Both mothers and babies are at risk for injury before, during and after labor and childbirth. These incidents, defined as birth injuries, often cause mental and physical disabilities that last for years or even a lifetime.

 While not all birth injuries constitute medical malpractice, you may be eligible for legal compensation if negligent action or lack of action by a health care provider directly contributed to the injury.

 Common birth injuries

 Some of the most frequent injuries associated with provider negligence during labor and childbirth include: 

       Lack of proper fetal monitoring

       Failure to diagnose a contagious disease, birth defect or ectopic pregnancy

       Lack of appropriate care for life-threatening conditions, including but not limited to the need for a cesarean section, complications with the umbilical cord, limited oxygen and uncontrolled bleeding

       Erroneous or improper use of medical devices such as a vacuum or forceps during delivery

 Defining negligence

 If you sue a health care provider for medical malpractice, you must prove that he or she acted negligently by failing to meet an appropriate standard of care. In Pennsylvania, you must obtain a certificate of merit from a licensed professional indicating that this standard was not met before your case may proceed.
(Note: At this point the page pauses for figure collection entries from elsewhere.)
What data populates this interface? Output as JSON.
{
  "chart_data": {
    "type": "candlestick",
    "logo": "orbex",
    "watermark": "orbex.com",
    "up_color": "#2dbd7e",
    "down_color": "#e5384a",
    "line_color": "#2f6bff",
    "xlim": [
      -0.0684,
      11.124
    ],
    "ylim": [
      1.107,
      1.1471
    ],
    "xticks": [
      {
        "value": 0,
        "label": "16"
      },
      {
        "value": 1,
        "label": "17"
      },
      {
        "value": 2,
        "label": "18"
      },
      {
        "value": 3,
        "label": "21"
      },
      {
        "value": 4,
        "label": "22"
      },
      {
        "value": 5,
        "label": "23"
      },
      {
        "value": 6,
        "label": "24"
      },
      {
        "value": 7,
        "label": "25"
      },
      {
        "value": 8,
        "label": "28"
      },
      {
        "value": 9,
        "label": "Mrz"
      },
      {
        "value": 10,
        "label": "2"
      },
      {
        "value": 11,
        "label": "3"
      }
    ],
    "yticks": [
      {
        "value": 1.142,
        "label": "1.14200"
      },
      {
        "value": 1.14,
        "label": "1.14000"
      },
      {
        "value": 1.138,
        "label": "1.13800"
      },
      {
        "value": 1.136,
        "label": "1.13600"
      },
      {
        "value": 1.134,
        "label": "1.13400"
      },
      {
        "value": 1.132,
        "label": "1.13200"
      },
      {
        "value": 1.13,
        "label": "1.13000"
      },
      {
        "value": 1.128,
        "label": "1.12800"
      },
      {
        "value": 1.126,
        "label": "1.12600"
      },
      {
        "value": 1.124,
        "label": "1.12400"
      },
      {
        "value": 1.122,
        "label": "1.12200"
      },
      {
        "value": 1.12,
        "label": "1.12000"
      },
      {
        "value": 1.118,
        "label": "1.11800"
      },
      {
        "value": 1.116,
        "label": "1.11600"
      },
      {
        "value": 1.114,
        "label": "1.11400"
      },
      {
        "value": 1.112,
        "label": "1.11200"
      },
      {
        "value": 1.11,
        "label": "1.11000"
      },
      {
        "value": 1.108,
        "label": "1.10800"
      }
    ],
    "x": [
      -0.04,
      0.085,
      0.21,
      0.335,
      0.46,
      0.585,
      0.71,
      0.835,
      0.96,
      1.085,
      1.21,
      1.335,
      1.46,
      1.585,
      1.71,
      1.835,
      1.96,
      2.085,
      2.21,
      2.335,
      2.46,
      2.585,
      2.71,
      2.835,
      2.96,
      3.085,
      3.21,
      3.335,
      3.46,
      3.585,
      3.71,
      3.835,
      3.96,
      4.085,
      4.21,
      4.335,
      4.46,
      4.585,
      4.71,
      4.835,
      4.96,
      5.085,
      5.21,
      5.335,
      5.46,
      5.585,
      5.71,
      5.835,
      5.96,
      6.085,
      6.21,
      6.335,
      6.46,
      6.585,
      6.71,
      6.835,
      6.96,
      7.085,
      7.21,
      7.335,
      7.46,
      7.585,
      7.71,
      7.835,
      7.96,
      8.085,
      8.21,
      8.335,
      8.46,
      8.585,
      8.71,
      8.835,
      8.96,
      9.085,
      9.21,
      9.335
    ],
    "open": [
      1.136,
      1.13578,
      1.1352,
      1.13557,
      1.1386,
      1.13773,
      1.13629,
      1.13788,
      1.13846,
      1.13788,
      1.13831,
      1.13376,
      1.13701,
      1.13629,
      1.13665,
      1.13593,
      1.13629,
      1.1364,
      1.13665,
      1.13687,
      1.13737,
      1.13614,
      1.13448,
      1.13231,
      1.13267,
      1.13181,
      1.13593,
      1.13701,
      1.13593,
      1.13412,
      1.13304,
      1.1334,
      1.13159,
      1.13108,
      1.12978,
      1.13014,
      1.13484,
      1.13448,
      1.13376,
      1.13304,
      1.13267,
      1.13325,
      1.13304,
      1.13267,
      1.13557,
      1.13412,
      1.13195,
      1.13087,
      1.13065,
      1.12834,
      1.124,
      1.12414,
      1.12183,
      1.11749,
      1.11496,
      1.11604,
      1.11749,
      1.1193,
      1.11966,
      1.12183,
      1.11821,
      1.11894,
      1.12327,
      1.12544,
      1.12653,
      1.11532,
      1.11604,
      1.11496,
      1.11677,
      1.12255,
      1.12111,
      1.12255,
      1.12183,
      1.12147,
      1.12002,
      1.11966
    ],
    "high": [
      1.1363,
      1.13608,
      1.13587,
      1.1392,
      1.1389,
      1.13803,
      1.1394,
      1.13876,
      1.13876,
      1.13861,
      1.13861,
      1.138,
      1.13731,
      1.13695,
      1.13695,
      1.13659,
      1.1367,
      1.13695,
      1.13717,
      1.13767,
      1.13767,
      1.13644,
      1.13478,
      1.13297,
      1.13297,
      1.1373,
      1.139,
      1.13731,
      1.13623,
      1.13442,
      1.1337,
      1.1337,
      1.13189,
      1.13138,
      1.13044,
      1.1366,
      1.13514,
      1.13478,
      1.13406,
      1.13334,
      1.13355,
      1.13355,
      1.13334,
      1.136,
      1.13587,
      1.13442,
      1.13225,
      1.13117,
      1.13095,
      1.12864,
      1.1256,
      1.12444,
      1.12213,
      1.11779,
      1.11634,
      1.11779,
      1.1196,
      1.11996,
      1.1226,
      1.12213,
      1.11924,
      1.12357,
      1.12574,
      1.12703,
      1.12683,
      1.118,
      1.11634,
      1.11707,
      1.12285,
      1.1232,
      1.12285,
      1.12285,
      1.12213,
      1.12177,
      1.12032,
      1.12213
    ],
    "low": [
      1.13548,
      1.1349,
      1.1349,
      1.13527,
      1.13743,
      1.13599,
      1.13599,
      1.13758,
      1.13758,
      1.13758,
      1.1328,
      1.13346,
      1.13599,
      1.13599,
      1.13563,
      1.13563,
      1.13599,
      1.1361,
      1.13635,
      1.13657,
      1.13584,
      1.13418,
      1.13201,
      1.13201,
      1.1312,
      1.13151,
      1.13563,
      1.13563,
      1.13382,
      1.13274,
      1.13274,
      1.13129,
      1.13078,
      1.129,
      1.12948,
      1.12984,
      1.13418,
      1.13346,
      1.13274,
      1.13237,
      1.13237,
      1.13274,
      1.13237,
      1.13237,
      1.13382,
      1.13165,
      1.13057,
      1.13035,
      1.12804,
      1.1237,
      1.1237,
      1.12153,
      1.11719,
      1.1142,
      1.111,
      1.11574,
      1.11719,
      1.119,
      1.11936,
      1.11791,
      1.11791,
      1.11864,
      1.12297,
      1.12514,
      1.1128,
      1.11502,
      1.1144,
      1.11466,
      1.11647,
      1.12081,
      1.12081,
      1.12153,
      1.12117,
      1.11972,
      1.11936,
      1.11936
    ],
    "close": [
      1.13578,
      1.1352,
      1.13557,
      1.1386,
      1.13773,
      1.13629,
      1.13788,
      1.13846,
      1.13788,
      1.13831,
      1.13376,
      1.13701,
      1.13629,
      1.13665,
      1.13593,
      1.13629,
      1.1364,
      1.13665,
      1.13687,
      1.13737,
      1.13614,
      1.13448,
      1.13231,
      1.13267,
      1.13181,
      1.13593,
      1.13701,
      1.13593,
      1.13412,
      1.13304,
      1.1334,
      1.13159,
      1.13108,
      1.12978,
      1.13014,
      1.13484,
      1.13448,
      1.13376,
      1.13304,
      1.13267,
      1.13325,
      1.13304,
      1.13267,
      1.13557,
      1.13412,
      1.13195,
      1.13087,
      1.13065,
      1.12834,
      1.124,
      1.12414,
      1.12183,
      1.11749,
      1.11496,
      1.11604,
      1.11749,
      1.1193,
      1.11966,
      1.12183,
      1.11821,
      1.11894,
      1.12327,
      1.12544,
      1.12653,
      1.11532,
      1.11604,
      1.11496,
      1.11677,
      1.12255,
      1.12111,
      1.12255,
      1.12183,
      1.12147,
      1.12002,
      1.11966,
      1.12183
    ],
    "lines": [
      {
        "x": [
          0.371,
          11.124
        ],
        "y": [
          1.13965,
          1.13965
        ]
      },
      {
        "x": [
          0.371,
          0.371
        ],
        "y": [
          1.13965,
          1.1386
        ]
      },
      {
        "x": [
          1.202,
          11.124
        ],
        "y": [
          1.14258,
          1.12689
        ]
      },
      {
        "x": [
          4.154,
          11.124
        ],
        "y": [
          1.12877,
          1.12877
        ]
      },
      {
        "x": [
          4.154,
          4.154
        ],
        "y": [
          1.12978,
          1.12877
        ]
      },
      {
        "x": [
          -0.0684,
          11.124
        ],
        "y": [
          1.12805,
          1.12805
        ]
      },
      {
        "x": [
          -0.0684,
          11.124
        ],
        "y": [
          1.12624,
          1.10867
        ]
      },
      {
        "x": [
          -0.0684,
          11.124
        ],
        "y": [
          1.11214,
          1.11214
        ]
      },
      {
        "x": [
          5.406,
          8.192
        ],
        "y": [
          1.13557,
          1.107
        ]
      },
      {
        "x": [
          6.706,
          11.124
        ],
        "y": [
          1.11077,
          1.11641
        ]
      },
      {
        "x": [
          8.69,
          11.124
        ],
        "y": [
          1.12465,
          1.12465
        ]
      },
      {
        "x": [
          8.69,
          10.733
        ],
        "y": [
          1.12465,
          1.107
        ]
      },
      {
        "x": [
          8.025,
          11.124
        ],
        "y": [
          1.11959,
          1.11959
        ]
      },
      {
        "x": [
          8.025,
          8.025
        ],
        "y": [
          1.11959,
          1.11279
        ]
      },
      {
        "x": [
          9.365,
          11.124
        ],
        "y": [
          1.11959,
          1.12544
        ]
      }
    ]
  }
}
This professional must also affirm that the breach in care contributed to injuries to the mother and/or infant. 

Pennsylvania malpractice regulations

 You must file a medical malpractice lawsuit within two years from the date the injury occurred or from the date of diagnosis for injuries that were not immediately evident. After this clock runs out, the court will dismiss your case. Even when you did not receive an immediate diagnosis, you must file your lawsuit within seven years of the alleged malpractice.

 Pennsylvania does not limit the available damages in successful medical malpractice cases. After a birth injury, you can seek compensation for medical costs, lost wages, pain and suffering and other associated costs of the negligent incident.